Scholars & Foot Soldiers


Movement Scholars

Dr. Glenn Eskew will open up the institute with a lecture on the Movement’s religious basis in Birmingham. Dr. Eskew is a professor of history at Georgia State University in Atlanta. He is the author of But for Birmingham: The Local and National Movements In the Civil Rights Struggle, which won the Southern Historical Association’s Francis Butler Simkins Prize. He will be joined in Birmingham by Dr. Robert Corley, Dr. Imani Perry, and Rev. Dr. Carolyn McKinstry. Dr. Corley will guide participants in a study of the economic factors surrounding the movement and the protests, sit-ins, and boycotts that severely crippled the economic systems of the city forcing leaders to broker a resolution to end practices of racial discrimination. Speaking from the vantage point of a youth activist, Rev. Dr. McKinstry’s personal story of triumph is nothing short of inspiring.

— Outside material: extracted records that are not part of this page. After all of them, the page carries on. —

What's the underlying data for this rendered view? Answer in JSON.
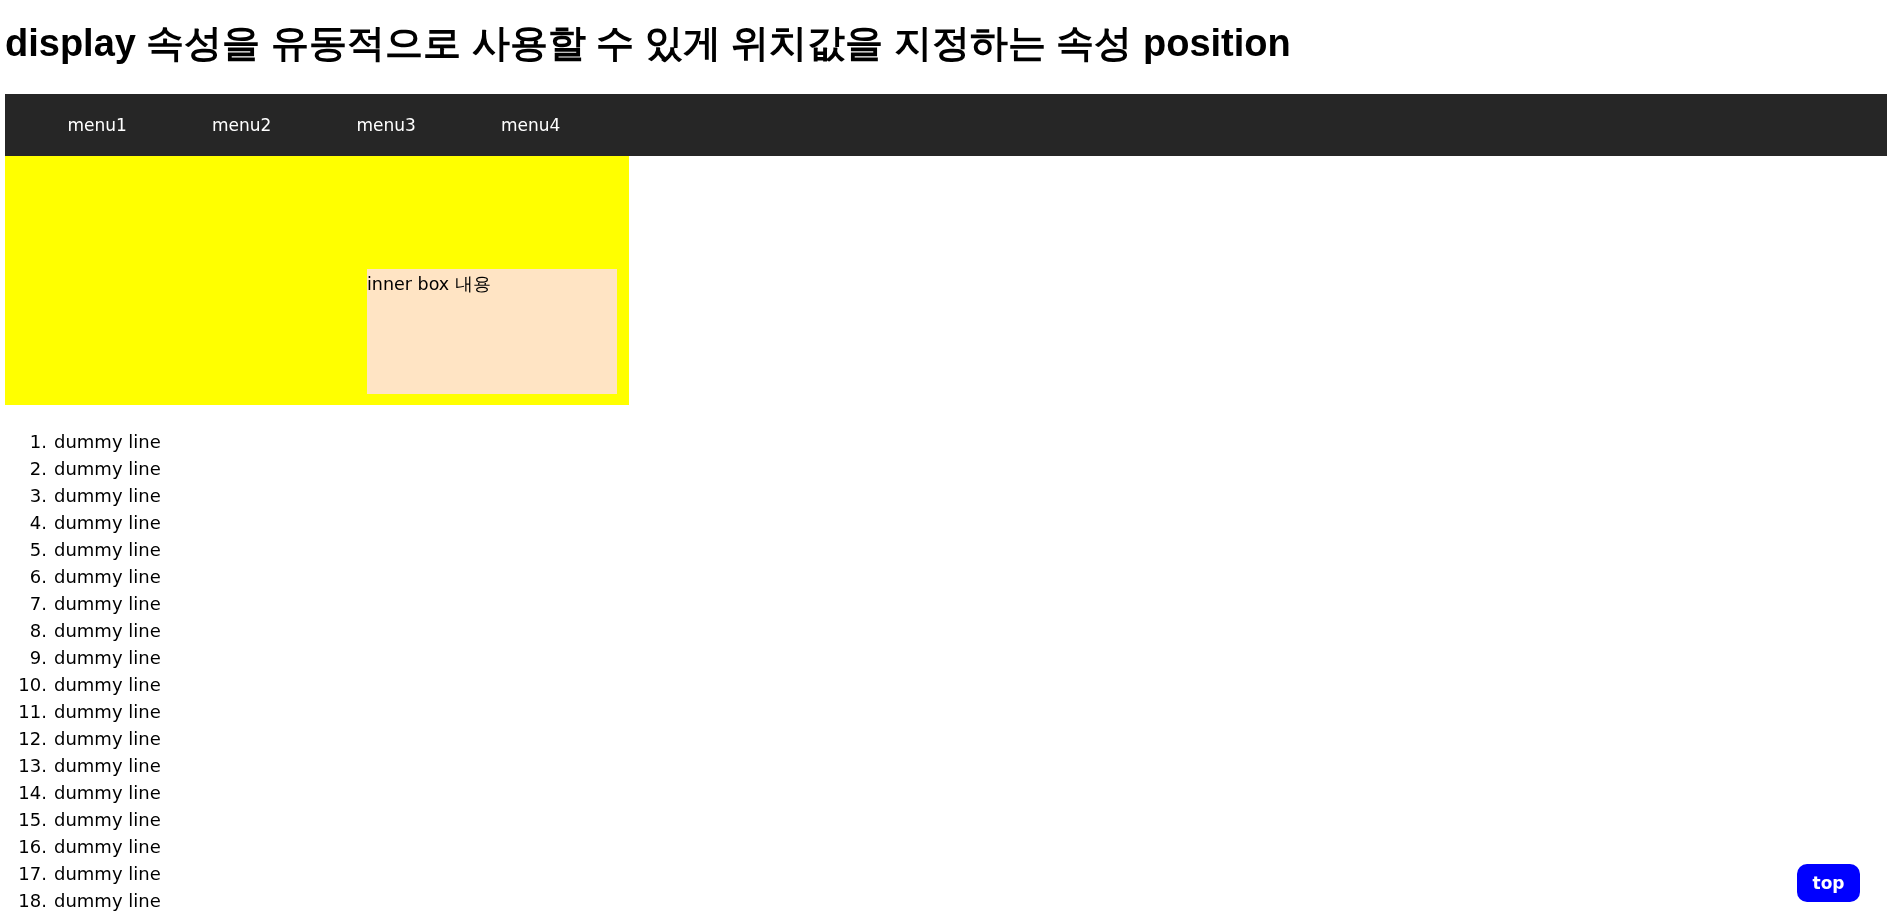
{
  "title": "display 속성을 유동적으로 사용할 수 있게 위치값을 지정하는 속성 position",
  "menu": [
    "menu1",
    "menu2",
    "menu3",
    "menu4"
  ],
  "outer_box": {
    "inner_box": {
      "text": "inner box 내용"
    }
  },
  "list": [
    {
      "number": "1.",
      "text": "dummy line"
    },
    {
      "number": "2.",
      "text": "dummy line"
    },
    {
      "number": "3.",
      "text": "dummy line"
    },
    {
      "number": "4.",
      "text": "dummy line"
    },
    {
      "number": "5.",
      "text": "dummy line"
    },
    {
      "number": "6.",
      "text": "dummy line"
    },
    {
      "number": "7.",
      "text": "dummy line"
    },
    {
      "number": "8.",
      "text": "dummy line"
    },
    {
      "number": "9.",
      "text": "dummy line"
    },
    {
      "number": "10.",
      "text": "dummy line"
    },
    {
      "number": "11.",
      "text": "dummy line"
    },
    {
      "number": "12.",
      "text": "dummy line"
    },
    {
      "number": "13.",
      "text": "dummy line"
    },
    {
      "number": "14.",
      "text": "dummy line"
    },
    {
      "number": "15.",
      "text": "dummy line"
    },
    {
      "number": "16.",
      "text": "dummy line"
    },
    {
      "number": "17.",
      "text": "dummy line"
    },
    {
      "number": "18.",
      "text": "dummy line"
    }
  ],
  "top_button": "top"
}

Rev. Dr. Carolyn McKinstry, a survivor of the Sixteenth Street Church bombing, has been featured in national and international documentaries concerning the struggle for civil rights in Birmingham. As a survivor of the church bombing, Rev. Dr. McKinstry brings a unique vantage point from which to examine the Movement and the world changing events that took place in Birmingham.  Her award winning biography, While the World Watched will paint very vivid images of life in the “most segregated city in America” during the height of the Movement as well as memories of September 15, 1963.

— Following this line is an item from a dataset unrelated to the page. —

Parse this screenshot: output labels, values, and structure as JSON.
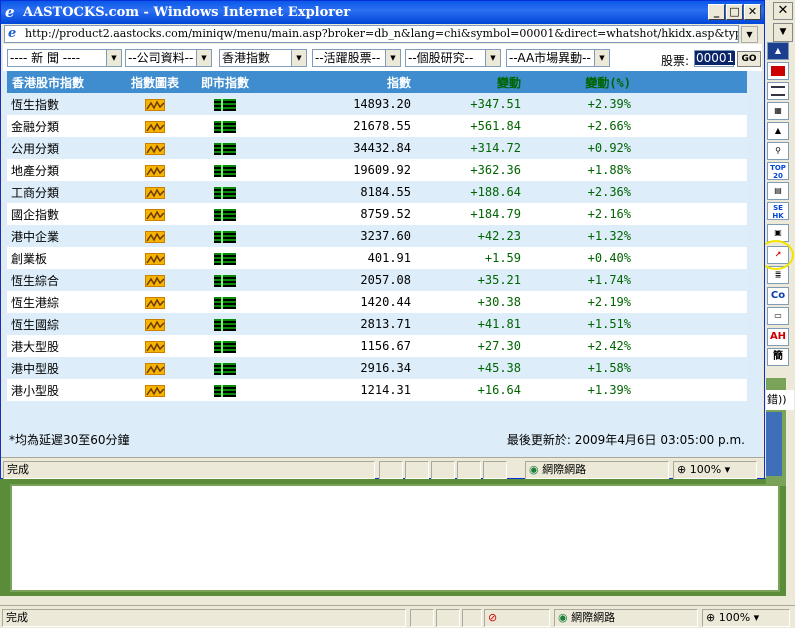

Dr. Hasan Jefferies, historian and author of Bloody Lowndes: Civil Rights and Black Power in Alabama’s Black Belt, will introduce how rural strategies and goals differed from Birmingham while in Selma.

Eminent southern historian and author of The Politics of Rage: George Wallace, the Origins of the New Conservatism, and the Transformation of American Politics, Dr. Dan Carter will join summer scholars in Montgomery to shed light on the political basis of Jim Crow violence.

Dr. Jeanne Theoharis, author of The Rebellious Life of Mrs. Rosa Parks will contextualize the Montgomery Bus Boycott with a discussion of the orchestration of events leading up to Mrs. Parks arrest—including Mrs. Parks training at the Highland Folk School—and the subsequent boycott.

Dr. Andrew Manis, author of A Fire You Can’t Put Out: The Civil Rights Life of Birmingham’s Reverend Fred Shuttlesworth, will speak about the Alabama Christian Movement for Human Rights and its leader’s fiery, outspoken brand of confrontation, particularly how it derived from Shuttlesworth’s prophetic understanding of the pastoral role – his belief that civil rights activism was tantamount to salvation for a Christian minister.

Foot Soldiers

In addition to the scholars, “Foot Soldiers” of the Movement will be invited to share their experiences and the personal resolve that inspired them to “. . . march on ‘til victory was won.

Presenters include: Mrs. Joanne Bland, a youth participant of the Selma March for the Right to Vote.  Mrs. Bland, a co-founder of the National Voting Rights Museum and director of Journey’s for the Soul, has been featured in several documentaries on the events that led to the passage of the 1965, Voting Rights Act.  She is a very engaging and dynamic speaker and shares her stories of triumph across the nation.

Once in Tuskegee summer scholars will have the opportunity to discuss the legal front of the Civil Rights Movement with Attorney Fred Gray who represented defendants in the Montgomery Bus Boycott, The Selma to Montgomery March, the Tuskegee syphilis study, and other landmark cases.

Mrs. Ruby Shuttlesworth-Bester will tell her remarkable story of overcoming injustice as the daughter of a man who was loved and hated. Mrs. Janice Kelsey, Mrs. Myrna Jackson, and Bishop Calvin Woods are all featured in the Academy Award winning documentary “The Children’s March.”  They will be joined by Mrs. Catherine Burks-Brooks, a “Freedom Rider.” Each will share their history making experiences  as they describe life under segregation and how the actions of committed and focused children  inspired our nation and ultimately broke the back of segregation in the Deep South.